At that event, Dauchez predicted that streaming music services would continue to eat into the download businesses of companies like Apple.
“For me the download is a transition technology. The transition where for a while, you took the physical world and replicated it in a digital product. But nobody feels that the ownership of a file means something,” he said. “For me, the download will decrease. It will remain important because of the ecosystem… but we are moving towards a streaming world.”
For the most part, Deezer has managed to avoid the fierce criticism from artists about payouts that rival Spotify has attracted, although Dauchez did speak publicly about the issues, suggesting in November that “discovery is a key asset to convince the artists to move to streaming”.
He returned to the theme in a panel session this February at the Midem conference in Cannes. “If the platform is just a jukebox, people will only listen to the tracks they already know.

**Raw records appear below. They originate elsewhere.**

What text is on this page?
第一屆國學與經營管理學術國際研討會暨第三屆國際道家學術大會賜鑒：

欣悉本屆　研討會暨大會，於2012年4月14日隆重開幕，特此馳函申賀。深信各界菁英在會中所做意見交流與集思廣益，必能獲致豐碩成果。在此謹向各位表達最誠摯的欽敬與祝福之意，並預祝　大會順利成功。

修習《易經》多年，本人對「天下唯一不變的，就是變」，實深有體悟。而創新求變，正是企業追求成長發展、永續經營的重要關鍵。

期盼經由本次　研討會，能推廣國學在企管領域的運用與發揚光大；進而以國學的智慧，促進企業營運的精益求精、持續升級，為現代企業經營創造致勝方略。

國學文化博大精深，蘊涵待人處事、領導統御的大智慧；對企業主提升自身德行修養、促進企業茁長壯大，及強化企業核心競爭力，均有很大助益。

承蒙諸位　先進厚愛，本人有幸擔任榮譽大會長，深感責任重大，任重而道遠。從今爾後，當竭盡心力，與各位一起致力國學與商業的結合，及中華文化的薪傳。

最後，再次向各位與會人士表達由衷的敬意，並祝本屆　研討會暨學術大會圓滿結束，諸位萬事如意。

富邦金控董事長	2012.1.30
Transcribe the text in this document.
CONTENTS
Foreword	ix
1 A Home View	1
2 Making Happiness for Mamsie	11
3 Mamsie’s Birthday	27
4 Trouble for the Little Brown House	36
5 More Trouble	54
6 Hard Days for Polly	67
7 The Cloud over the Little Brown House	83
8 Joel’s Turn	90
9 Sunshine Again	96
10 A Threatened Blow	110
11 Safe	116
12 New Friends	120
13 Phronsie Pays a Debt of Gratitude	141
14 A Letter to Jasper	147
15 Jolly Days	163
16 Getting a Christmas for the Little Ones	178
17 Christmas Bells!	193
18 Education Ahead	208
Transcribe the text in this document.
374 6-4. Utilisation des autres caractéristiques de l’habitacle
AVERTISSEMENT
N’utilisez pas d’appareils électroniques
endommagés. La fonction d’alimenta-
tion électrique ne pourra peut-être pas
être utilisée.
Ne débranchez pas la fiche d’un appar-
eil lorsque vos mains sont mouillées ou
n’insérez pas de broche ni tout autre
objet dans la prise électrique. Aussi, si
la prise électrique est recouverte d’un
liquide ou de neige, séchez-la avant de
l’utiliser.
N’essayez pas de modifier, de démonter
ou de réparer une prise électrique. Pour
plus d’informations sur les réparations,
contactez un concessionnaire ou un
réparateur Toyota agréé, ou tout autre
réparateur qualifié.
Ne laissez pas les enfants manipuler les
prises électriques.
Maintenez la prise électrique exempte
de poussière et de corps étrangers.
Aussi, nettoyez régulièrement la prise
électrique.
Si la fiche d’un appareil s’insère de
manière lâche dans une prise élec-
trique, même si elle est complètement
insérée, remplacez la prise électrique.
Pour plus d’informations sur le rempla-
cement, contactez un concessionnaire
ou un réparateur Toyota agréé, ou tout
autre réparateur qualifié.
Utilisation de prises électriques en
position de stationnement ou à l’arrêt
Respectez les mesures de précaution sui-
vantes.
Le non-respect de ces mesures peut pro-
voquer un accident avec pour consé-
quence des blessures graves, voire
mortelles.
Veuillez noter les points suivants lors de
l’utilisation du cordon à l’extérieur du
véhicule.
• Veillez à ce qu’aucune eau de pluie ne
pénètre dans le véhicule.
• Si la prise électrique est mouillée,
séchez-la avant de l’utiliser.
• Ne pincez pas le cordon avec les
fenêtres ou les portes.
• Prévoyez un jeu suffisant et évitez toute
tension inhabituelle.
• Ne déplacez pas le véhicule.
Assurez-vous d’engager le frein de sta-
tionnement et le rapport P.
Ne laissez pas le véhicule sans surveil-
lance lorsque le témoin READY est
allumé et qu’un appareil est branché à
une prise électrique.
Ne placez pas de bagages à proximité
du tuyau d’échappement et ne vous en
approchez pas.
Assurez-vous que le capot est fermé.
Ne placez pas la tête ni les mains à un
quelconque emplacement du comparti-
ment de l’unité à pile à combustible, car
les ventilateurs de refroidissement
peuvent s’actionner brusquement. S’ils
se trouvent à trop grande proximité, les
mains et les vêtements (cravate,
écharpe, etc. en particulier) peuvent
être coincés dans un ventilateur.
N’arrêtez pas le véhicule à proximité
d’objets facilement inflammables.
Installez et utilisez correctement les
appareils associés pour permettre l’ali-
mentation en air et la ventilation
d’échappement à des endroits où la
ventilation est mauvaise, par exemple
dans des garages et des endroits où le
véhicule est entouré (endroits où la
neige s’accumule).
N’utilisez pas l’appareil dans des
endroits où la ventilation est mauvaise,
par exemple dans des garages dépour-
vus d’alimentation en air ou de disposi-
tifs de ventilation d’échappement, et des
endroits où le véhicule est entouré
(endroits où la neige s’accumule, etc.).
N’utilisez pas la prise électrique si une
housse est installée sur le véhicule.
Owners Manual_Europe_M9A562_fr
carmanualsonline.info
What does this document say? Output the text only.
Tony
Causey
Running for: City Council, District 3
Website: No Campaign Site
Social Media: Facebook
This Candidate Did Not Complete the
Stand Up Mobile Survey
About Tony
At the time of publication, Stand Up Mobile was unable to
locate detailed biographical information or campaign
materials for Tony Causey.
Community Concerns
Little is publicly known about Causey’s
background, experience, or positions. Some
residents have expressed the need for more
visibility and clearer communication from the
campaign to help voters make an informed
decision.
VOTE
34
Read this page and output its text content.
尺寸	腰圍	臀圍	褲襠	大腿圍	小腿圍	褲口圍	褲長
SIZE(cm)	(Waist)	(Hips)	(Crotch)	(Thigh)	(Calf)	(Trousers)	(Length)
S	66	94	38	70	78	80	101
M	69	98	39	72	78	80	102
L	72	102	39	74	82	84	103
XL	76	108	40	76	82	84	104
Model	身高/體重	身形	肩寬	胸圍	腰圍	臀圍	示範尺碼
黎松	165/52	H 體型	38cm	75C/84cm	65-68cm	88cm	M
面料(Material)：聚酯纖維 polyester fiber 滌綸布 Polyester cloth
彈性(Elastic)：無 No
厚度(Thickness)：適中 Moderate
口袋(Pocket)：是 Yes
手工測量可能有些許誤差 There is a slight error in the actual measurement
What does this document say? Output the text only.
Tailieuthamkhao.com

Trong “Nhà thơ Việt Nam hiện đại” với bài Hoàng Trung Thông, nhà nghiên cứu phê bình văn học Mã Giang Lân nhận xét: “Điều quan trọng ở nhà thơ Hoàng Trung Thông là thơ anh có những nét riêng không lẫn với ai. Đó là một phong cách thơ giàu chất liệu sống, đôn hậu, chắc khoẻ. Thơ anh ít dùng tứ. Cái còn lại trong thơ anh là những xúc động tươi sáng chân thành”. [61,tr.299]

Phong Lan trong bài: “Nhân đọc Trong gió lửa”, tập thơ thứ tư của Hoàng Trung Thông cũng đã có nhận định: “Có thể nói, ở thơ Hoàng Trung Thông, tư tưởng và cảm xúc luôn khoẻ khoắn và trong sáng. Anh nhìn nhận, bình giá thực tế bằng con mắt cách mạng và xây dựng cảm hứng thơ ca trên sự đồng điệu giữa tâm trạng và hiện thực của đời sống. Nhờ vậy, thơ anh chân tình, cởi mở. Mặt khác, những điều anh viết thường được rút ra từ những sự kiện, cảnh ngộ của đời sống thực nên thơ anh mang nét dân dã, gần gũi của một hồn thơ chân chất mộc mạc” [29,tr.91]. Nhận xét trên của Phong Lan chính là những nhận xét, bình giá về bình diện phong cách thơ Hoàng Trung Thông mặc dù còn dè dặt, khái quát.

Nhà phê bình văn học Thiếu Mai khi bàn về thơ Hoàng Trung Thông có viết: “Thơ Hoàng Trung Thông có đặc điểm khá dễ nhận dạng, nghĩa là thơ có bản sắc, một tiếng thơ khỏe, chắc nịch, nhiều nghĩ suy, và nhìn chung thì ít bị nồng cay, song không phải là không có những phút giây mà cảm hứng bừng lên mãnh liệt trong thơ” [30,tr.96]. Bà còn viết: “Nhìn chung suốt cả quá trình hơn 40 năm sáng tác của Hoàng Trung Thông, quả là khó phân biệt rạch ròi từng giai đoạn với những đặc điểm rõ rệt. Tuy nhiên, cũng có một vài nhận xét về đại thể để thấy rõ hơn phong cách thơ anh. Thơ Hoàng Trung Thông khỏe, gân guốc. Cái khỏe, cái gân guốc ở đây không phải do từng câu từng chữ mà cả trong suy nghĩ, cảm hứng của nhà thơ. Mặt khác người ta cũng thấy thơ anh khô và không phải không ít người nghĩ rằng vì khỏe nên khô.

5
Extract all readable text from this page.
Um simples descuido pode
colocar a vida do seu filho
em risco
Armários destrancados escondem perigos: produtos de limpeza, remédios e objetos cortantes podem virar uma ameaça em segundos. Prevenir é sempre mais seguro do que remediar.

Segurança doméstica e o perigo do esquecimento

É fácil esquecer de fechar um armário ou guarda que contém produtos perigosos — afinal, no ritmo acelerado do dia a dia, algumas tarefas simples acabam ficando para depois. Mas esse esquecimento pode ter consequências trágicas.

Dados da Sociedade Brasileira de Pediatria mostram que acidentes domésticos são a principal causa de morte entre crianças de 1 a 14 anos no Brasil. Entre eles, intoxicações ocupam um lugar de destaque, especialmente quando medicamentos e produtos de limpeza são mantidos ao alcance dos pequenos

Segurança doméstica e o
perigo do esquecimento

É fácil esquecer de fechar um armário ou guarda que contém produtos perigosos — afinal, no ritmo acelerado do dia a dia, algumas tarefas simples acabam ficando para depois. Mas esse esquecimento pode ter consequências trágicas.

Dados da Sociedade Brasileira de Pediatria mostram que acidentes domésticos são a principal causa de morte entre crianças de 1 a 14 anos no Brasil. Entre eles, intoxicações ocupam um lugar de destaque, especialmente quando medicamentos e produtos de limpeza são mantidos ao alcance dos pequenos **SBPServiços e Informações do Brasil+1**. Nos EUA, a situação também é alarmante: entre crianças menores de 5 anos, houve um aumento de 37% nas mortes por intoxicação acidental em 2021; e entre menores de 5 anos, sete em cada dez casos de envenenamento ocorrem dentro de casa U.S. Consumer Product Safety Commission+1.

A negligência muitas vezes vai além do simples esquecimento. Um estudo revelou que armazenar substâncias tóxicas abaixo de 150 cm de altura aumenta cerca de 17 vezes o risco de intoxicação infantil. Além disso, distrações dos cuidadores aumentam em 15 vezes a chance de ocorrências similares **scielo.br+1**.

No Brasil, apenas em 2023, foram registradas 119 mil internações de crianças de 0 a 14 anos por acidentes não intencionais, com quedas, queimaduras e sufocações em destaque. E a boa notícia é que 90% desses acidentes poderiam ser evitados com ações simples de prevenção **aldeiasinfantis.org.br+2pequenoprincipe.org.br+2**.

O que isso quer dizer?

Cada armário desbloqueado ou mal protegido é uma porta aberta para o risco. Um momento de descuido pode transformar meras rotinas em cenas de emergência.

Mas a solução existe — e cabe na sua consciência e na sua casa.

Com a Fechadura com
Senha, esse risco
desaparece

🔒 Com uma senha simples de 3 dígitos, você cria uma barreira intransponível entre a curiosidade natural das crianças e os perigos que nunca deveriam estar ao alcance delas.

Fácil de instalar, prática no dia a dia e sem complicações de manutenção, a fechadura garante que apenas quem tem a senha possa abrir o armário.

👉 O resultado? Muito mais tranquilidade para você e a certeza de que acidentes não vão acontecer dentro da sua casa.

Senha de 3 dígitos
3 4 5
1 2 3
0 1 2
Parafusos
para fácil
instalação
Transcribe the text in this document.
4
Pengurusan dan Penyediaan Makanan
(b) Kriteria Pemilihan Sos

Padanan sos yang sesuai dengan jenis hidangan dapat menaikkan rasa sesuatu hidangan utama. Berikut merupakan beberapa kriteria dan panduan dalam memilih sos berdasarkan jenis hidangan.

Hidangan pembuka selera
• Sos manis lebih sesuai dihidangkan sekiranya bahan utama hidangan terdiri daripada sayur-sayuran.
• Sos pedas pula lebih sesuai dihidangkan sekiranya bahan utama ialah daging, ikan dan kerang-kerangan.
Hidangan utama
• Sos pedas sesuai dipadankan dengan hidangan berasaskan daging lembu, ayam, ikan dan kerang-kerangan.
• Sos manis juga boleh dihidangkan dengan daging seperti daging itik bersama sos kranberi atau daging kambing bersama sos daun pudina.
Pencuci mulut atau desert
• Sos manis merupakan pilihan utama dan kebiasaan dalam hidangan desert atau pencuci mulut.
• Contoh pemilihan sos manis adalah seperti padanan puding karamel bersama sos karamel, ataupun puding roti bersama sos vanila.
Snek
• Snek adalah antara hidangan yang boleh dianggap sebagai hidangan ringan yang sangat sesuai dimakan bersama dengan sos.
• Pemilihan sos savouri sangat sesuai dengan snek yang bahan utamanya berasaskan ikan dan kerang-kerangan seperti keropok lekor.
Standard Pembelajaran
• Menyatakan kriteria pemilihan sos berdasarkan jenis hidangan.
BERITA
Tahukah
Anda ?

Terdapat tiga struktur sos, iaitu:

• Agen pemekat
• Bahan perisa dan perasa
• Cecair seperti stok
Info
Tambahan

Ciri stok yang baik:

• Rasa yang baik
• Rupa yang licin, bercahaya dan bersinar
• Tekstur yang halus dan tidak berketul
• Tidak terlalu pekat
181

If we do that, no money will finance the creation of new music,” said Dauchez.
“We have a common responsibility to generate discovery: to force people to try new artists, new songs… Investing in new artists is not a marketing tool: it’s an industry need… if 70% of the streams are done in the back catalogue, there will be no new creation.”
This responsibility will, from September, be somebody else’s job to lead at Deezer. It remains to be seen whether the company will replace Dauchez from within, or turn to external candidates.
It’s the latest example of a streaming music service changing boss. Rdio’s founding CEO Drew Larner announced plans to step down in June 2013, and was eventually replaced by former Amazon exec Anthony Bay that December. Meanwhile, Rhapsody president Jon Irwin stepped down in September 2013.
What next for Dauchez? French journalist Emmanuel Legrand tweeted this afternoon: “Sources tell me that @Deezer outgoing CEO Axel Dauchez is working on a new project to be unveiled ‘in a few weeks’.” Watch this space.